Australia Population Distribution and Social Organization
Today only a few tribes of the northern coasts and some of the desert regions are left immune from the influence of the White. But almost everywhere, far from the cities, there are still representatives of the old indigenous tribes who have changed customs and in part their seats: and with the help of the most ancient information it is possible to reconstruct the picture of the original distribution of the tribes. AW Howitt’s work has kept us data on the tribes of southeastern Australia; J. Frazer gave us a map of the tribes of New South Wales; WE Roth has written several memoirs on the Queensland Aborigines; W. Baldwin Spencer made classical studies on the tribes of Central and Northern Australia: while H. Basedow dealt with the region located west of this central area. On the other hand, information on Western Australia is scarce, apart from the information given to us by R. Brown on the culture of the tribes of the extreme west coast. These tribes varied greatly in number of individuals and in importance; the best described are probably the Kurnai of Victoria, the Kamilaroi of New South Wales, the Dieri of South Australia and the Arunta or Aranda of the central region.

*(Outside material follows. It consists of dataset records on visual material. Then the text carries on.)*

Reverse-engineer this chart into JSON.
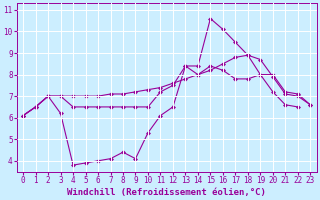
{
  "xlabel": "Windchill (Refroidissement éolien,°C)",
  "background_color": "#cceeff",
  "line_color": "#990099",
  "grid_color": "#ffffff",
  "xlim": [
    -0.5,
    23.5
  ],
  "ylim": [
    3.5,
    11.3
  ],
  "xticks": [
    0,
    1,
    2,
    3,
    4,
    5,
    6,
    7,
    8,
    9,
    10,
    11,
    12,
    13,
    14,
    15,
    16,
    17,
    18,
    19,
    20,
    21,
    22,
    23
  ],
  "yticks": [
    4,
    5,
    6,
    7,
    8,
    9,
    10,
    11
  ],
  "line1_x": [
    0,
    1,
    2,
    3,
    4,
    5,
    6,
    7,
    8,
    9,
    10,
    11,
    12,
    13,
    14,
    15,
    16,
    17,
    18,
    19,
    20,
    21,
    22
  ],
  "line1_y": [
    6.1,
    6.5,
    7.0,
    6.2,
    3.8,
    3.9,
    4.0,
    4.1,
    4.4,
    4.1,
    5.3,
    6.1,
    6.5,
    8.4,
    8.4,
    10.6,
    10.1,
    9.5,
    8.9,
    8.0,
    7.2,
    6.6,
    6.5
  ],
  "line2_x": [
    0,
    1,
    2,
    3,
    4,
    5,
    6,
    7,
    8,
    9,
    10,
    11,
    12,
    13,
    14,
    15,
    16,
    17,
    18,
    19,
    20,
    21,
    22,
    23
  ],
  "line2_y": [
    6.1,
    6.5,
    7.0,
    7.0,
    6.5,
    6.5,
    6.5,
    6.5,
    6.5,
    6.5,
    6.5,
    7.2,
    7.5,
    8.4,
    8.0,
    8.4,
    8.2,
    7.8,
    7.8,
    8.0,
    8.0,
    7.2,
    7.1,
    6.6
  ],
  "line3_x": [
    0,
    1,
    2,
    3,
    4,
    5,
    6,
    7,
    8,
    9,
    10,
    11,
    12,
    13,
    14,
    15,
    16,
    17,
    18,
    19,
    20,
    21,
    22,
    23
  ],
  "line3_y": [
    6.1,
    6.5,
    7.0,
    7.0,
    7.0,
    7.0,
    7.0,
    7.1,
    7.1,
    7.2,
    7.3,
    7.4,
    7.6,
    7.8,
    8.0,
    8.2,
    8.5,
    8.8,
    8.9,
    8.7,
    7.9,
    7.1,
    7.0,
    6.6
  ],
  "marker_size": 2.5,
  "line_width": 0.8,
  "tick_fontsize": 5.5,
  "xlabel_fontsize": 6.5,
  "fig_width": 3.2,
  "fig_height": 2.0,
  "dpi": 100
}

According to LIUXERS, Spencer thus describes their general mode of distribution. A tribe is made up of a certain number of individuals who speak the same language and have a defined territory, the borders of which are known to all members of the tribe and recognized by members of other tribes. There is no private property among the central and southern tribes, but there are distinct local groups, each with a leader. Among the Arunta and related tribes of central Australia each local group has a sacred place, often a crack or a cave among the rocks, where the sacred churinga (or tjurunga) are placed, that is the “rhombuses” (bull – roarers ; cf. p. following), guarded by the group leader. No one can enter the territory of another local group of his own tribe without asking for their consent, nor would members of one tribe ever venture as friends to the territory of another tribe without having some sort of passport received from a herald. However, neighboring tribes are sometimes more or less united, such as the Dieri, the Arunta and the Warramungas, who associate for initiation ceremonies, or when there is a special abundance of food. According to WB Spencer, almost every tribe is divided into two halves or classes: a man of one class marries a woman of another; their children, if in a tribe of female descent, pass to the class of the mother, if of male descent, to that of the father. There are therefore two major divisions in the Australian tribes: a) that with male descent, where the classes are still divided into subclasses; b) the one with female descent, where sometimes there are classes and sometimes not.
In Angledool, in northern New South Wales, Taylor collected the rules of the Kamilaroi unions (the names differ from those reported by Howitt who perhaps heard them further south). The two classes are called Kupathin, that is, those which have the emu as their totem (see totemism); and Dilbi who have the porcupine as their totem: each class is divided into two sub-classes and for each of these there are two names, one for males, the other (indicated here in brackets) for females:
The lineage is fixed as follows: if, for example, a Hibbai man marries a Gabbutha woman of the other class, the children are called Murri and Madtha and belong to the mother’s other sub-class. Kombo and Madtha’s children would be Gubbi and Gabbutha.
Let us now consider a tribe with male descent, such as the Warramungas of the Northern Territory, described by Spencer. Here a man of 1 to bride a column of two women at the same level, and the children are shown in the 3rd column:
The children of a Thapanunga are Thapungarti, of a Tjupila are Thakomara, etc., so that we have an indirect male ancestry. Spencer points out that these provisions prevent marriages between relatives; the last type prevents them among cousins, the first among brothers and sisters. But the European-type family, founded on consanguinity, is unknown to them. The line dividing the tribes of male descent (in the west) from those of female descent (in the east) runs approximately from the southern part of the Gulf of Carpentaria to the tip of the Eyre Peninsula.
According to Spencer totemism (v.) Is undoubtedly older than exogamy (marriage outside the group). Every indigenous person in the center or north believes that he is a direct descendant of some animal or plant or natural object. Marriage between members of the same totemic clan is usually prohibited, but this was probably not the case in antiquity. Totem poles can be inherited from parents or from some special ancestor. In certain tribes some may possess various totems, one having been given to them at birth, one at initiation and another being that of their group. In general, one refrains from eating (or injuring) one’s totem, but often the primitive function of totemism was to ensure, with magic, the abundance of the object that gave the group its name (Howitt). The Frazer believes that such magic also rendered them immune to natural hazards. Each tribe possesses an infinite variety of objects that can figure as totems, and any one of these can be the root cause of a separate cult or sacred ceremony; ceremonies take the form of worship or prayer for the greater productivity of a given plant or beast.